Recommendations from the report that relate to human factors most closely include:

* Update and clarify current practices to ensure that a clear and comprehensive set
of cementing guidelines and associated Engineering Technical Practices (ETPs) are
available as controlled standards. The practices should include, as a minimum:
- Clearly defined mandatory practices.
- Recommended practices and operational guidance.
- Definitions of critical cement jobs.
- Description of the technical authority’s (TA’s) role in oversight and decision making.

* Clarify and strengthen standards for well control and well integrity incident reporting and investigation. Ensure that all incidents are rigorously investigated and that close out of corrective actions are completed effectively.

* Review and assess the consistency, rigor and effectiveness of the current risk management and management of change (MOC) processes practiced by Drilling and Completions (D&C)

* Enhance D&C competency programs to deepen the capabilities of personnel in key operational and leadership positions and augment existing knowledge and proficiency in managing deepwater drilling and wells operations by:
- Defining the key roles to be included in the enhanced competency programs.
- Defining critical leadership and technical competencies.
- Creating a ‘Deepwater Drilling Leadership Development Program.’ The program would build proficiency and deepen capabilities through advanced training and the practical application of skills.
- Developing a certification process to assure and maintain proficiency.
- Conduct periodic assessments of competency that include testing of knowledge and demonstrations of the practical application of skills.

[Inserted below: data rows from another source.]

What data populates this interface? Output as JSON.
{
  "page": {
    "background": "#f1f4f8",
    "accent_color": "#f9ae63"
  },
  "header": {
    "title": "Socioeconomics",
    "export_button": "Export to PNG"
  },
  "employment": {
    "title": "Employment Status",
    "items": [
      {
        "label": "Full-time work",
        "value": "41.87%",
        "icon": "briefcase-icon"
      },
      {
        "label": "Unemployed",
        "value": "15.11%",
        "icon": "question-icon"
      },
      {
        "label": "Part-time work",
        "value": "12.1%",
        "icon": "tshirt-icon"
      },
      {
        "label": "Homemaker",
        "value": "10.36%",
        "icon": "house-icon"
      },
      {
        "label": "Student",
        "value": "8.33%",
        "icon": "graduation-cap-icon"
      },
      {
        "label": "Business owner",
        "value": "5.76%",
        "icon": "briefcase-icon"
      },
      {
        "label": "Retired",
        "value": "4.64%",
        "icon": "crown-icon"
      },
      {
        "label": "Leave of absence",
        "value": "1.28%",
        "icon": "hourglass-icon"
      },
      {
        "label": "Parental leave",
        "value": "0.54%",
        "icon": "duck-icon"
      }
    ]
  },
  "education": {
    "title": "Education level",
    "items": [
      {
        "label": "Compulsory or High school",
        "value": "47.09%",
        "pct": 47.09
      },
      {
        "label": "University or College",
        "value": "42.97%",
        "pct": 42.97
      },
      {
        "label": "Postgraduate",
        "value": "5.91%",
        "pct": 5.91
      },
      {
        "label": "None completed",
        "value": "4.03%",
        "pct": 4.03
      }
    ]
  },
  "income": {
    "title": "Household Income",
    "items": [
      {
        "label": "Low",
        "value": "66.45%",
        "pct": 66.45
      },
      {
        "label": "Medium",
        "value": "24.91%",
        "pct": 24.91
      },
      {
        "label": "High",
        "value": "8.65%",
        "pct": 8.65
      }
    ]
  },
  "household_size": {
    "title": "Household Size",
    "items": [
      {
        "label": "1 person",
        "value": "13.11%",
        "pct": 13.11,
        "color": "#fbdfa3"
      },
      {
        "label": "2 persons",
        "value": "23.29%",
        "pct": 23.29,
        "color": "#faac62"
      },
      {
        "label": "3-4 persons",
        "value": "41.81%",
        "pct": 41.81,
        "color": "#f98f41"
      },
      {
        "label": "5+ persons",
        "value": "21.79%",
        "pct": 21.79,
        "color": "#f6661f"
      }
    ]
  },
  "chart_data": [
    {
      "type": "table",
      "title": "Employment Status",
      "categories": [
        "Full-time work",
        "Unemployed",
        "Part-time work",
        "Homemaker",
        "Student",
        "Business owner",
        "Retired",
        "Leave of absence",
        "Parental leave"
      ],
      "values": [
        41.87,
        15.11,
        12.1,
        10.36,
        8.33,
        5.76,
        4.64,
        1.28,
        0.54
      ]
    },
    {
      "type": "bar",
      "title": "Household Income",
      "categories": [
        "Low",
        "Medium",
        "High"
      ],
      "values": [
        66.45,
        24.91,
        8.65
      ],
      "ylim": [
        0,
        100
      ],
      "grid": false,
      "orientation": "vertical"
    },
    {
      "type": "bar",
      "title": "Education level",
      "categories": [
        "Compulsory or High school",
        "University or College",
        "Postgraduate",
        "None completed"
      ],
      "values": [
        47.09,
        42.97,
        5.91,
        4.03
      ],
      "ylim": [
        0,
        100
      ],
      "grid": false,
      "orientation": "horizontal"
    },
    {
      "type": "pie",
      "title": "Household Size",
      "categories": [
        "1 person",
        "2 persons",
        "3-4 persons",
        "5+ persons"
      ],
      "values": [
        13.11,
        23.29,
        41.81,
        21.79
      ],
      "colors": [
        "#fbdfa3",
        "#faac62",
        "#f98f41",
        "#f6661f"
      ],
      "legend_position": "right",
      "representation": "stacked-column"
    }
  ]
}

* Develop an advanced deepwater well control training program that supplements current industry and regulatory training. Training outcomes would be the development of greater response capability and a deeper understanding of the unique well control conditions that exist in deepwater drilling. This program should:
- Embed lessons learned from Deepwater Horizon accident.
- Require mandatory attendance and successful completion of the program for all BP and drilling contractor staff who are directly involved in deepwater operations, specifically supervisory and engineering staff, both onshore and offshore.
- Where appropriate, seek opportunities to engage the broader drilling industry to widen and share learning.

* Establish BP’s in-house expertise in the areas of subsea BOPs and BOP control systems through the creation of a central expert team, including a defined segment engineering technical authority (SETA) role to provide independent assurance of the integrity of drilling contractors’ BOPs and BOP control systems. A formalized set of authorities and accountabilities for the SETA role should be defined.